The external cryptographic audit is asked to review, at minimum:

Co-sign ordering. Body puts old_spk before new_spk. Does the ordering enable any bind-to-wrong-key attack? Could a future v=dmp2 benefit from a merkle-tree construction that permits O(1) membership proofs for multi-hop chains?
Chain-length attacks. max_hops=4 is the default. Is this too permissive? Too restrictive? Can an attacker who controls a zone still exhaust client resources with sub-bound chains?
Rotation-vs-revocation ordering. If a rotation and a revocation of the SAME key arrive in the same RRset, we abort trust. Is this correct under all scenarios? (It is for compromise; for routine rotation the replacement is the non-revoked successor — but we still abort, because the client cannot distinguish routine from compromise without trusting the signer of the revocation, who is the same keyholder as the rotator.)
Cross-layer attacks. User rotation (subject_type 1) does not directly interact with cluster rotation (subject_type 2) or bootstrap signer rotation (subject_type 3). Are there indirect interactions — e.g. an attacker who takes over a cluster operator key can publish a fresh IdentityRecord for any user under the cluster’s zone — that the current design handles correctly?
Expiry drift. RotationRecord.exp defaults to 1 year; the client drops expired rotations from the walk. Does this fail-open on a long-offline client in a bad way? (The walk ignores expired rotations, treating them as absent. The effect is that a long- offline client sees no chain and falls back to the pinned key — which is the same “safe” failure mode as no rotation ever happening, so no; but the audit should confirm.)
Designated-revocation-key migration path. If the audit recommends upgrading revocation to a designated-key scheme, is the current wire format forward-compatible via a v=dmp2 bump, or does the rotation record itself need to gain an upfront “designated revoker” field?

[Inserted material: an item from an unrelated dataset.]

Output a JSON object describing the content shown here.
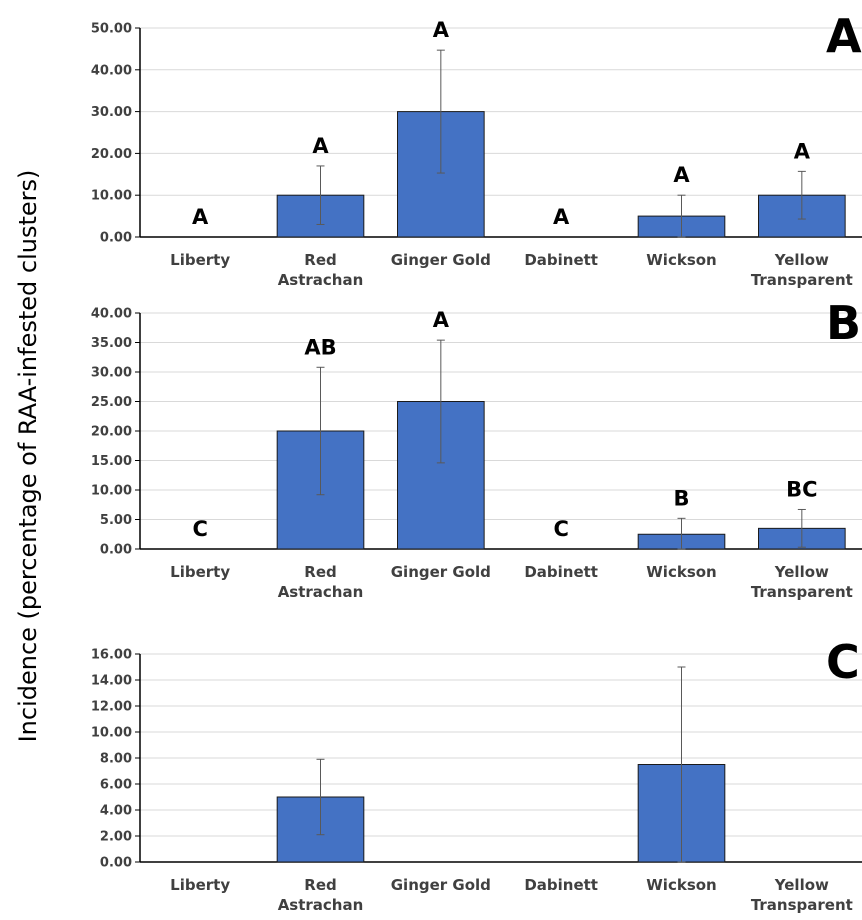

8. CLI integration scope in M5.4

Only user identity rotation has a CLI subcommand in M5.4:

dnsmesh identity rotate --experimental [--new-passphrase-file <path>] [--yes]

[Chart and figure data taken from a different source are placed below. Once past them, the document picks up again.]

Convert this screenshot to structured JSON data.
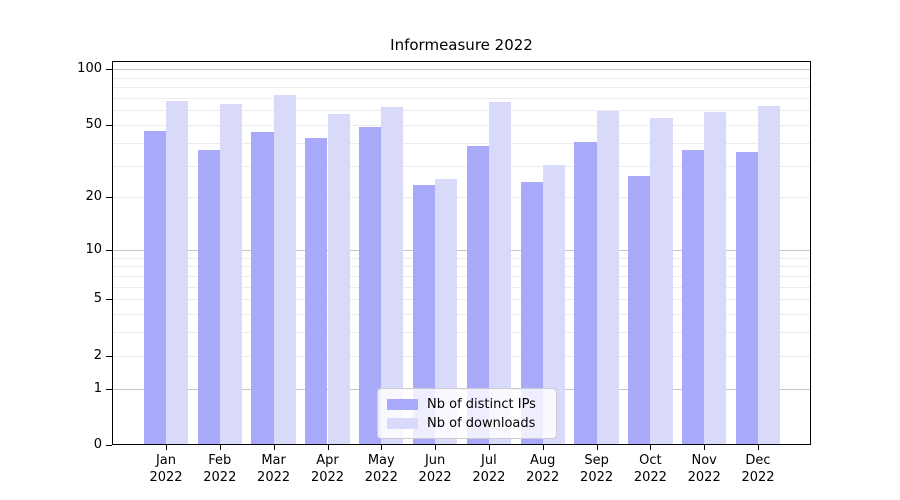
{
  "chart_data": {
    "type": "bar",
    "title": "Informeasure 2022",
    "xlabel": "",
    "ylabel": "",
    "yscale": "symlog-ln(1+v)",
    "ylim": [
      0,
      111
    ],
    "grid": true,
    "legend_position": "lower center",
    "y_ticks": [
      {
        "value": 100,
        "label": "100"
      },
      {
        "value": 50,
        "label": "50"
      },
      {
        "value": 20,
        "label": "20"
      },
      {
        "value": 10,
        "label": "10"
      },
      {
        "value": 5,
        "label": "5"
      },
      {
        "value": 2,
        "label": "2"
      },
      {
        "value": 1,
        "label": "1"
      },
      {
        "value": 0,
        "label": "0"
      }
    ],
    "categories": [
      {
        "month": "Jan",
        "year": "2022"
      },
      {
        "month": "Feb",
        "year": "2022"
      },
      {
        "month": "Mar",
        "year": "2022"
      },
      {
        "month": "Apr",
        "year": "2022"
      },
      {
        "month": "May",
        "year": "2022"
      },
      {
        "month": "Jun",
        "year": "2022"
      },
      {
        "month": "Jul",
        "year": "2022"
      },
      {
        "month": "Aug",
        "year": "2022"
      },
      {
        "month": "Sep",
        "year": "2022"
      },
      {
        "month": "Oct",
        "year": "2022"
      },
      {
        "month": "Nov",
        "year": "2022"
      },
      {
        "month": "Dec",
        "year": "2022"
      }
    ],
    "series": [
      {
        "name": "Nb of distinct IPs",
        "color": "#a9a9fa",
        "values": [
          46,
          36,
          45,
          42,
          48,
          23,
          38,
          24,
          40,
          26,
          36,
          35
        ]
      },
      {
        "name": "Nb of downloads",
        "color": "#d9d9fa",
        "values": [
          67,
          64,
          72,
          57,
          62,
          25,
          66,
          30,
          59,
          54,
          58,
          63
        ]
      }
    ]
  }
}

Without --experimental, the command errors out with a clear message pointing at the audit caveat.
The command prompts for the current passphrase (or reads via DMP_PASSPHRASE), loads the NEW passphrase from --new-passphrase-file or DMP_NEW_PASSPHRASE, derives both identities using the SAME kdf_salt from config, then co-signs and publishes the RotationRecord plus a fresh IdentityRecord for the new key.
The on-disk identity is not rotated automatically. This is deliberate: until all pinned contacts are known to have migrated (manually re-pinned or rotation-chain-enabled), the user still needs the old passphrase to send with the key their contacts trust. Manual step: re-run dnsmesh init --force with the new passphrase once the migration is complete.

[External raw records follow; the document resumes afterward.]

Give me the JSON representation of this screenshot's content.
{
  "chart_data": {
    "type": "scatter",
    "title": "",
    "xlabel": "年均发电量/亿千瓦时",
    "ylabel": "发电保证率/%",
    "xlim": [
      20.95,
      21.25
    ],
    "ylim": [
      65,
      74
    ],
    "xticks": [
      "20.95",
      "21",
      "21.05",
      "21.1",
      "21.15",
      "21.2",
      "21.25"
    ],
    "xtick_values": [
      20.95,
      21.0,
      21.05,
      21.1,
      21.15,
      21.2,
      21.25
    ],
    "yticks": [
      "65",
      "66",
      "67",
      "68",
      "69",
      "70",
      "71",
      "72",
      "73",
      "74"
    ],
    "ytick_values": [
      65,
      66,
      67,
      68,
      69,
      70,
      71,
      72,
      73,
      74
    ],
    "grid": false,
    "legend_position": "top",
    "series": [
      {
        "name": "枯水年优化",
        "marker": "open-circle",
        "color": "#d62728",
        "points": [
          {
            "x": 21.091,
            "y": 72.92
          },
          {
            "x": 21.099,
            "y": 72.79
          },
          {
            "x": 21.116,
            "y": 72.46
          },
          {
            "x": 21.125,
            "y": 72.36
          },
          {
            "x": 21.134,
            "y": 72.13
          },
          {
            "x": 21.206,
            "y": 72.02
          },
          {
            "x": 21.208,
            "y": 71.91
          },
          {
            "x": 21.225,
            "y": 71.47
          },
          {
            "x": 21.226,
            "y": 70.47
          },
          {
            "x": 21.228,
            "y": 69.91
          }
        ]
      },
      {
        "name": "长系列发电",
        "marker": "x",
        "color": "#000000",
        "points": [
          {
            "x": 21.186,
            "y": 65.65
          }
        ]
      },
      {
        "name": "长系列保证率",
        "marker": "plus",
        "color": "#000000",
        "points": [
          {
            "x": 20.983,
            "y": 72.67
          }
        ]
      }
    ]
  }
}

Cluster operator and bootstrap-signer rotation have a wire format and a reference parser but no dedicated CLI subcommand in M5.4. An operator who wants to rotate those keys today can construct a RotationRecord with subject_type 2 or 3 via a small Python script and publish it through the normal DNS-update path. Dedicated CLI plumbing for those subject_types is deferred to v0.3.0, when the audit feedback lands. Publishing the wire format now — even without CLI — lets the audit review the protocol uniformly.

9. Interop

Canonical test vectors live at vectors/rotation_record.json and vectors/revocation_record.json. Each file carries round-trip + signature-failure + expired / stale cases generated deterministically by vectors/_generate.py. Third-party implementations verify by reproducing the expected_wire_hex bytes from the structured inputs and the named seed.

spec.md — protocol overview, record-type registry.
wire-encoding.md — base64 + signature layout shared across all signed record types.
identity.md — the IdentityRecord wire format that rotation chains reference in the user-identity subject_type.
cluster.md — the ClusterManifest; rotation of the operator signing key lives at rotate.cluster.<base> per §4.
bootstrap.md — the BootstrapRecord; zone-signer rotation lives at rotate._dmp.<user_domain> per §4.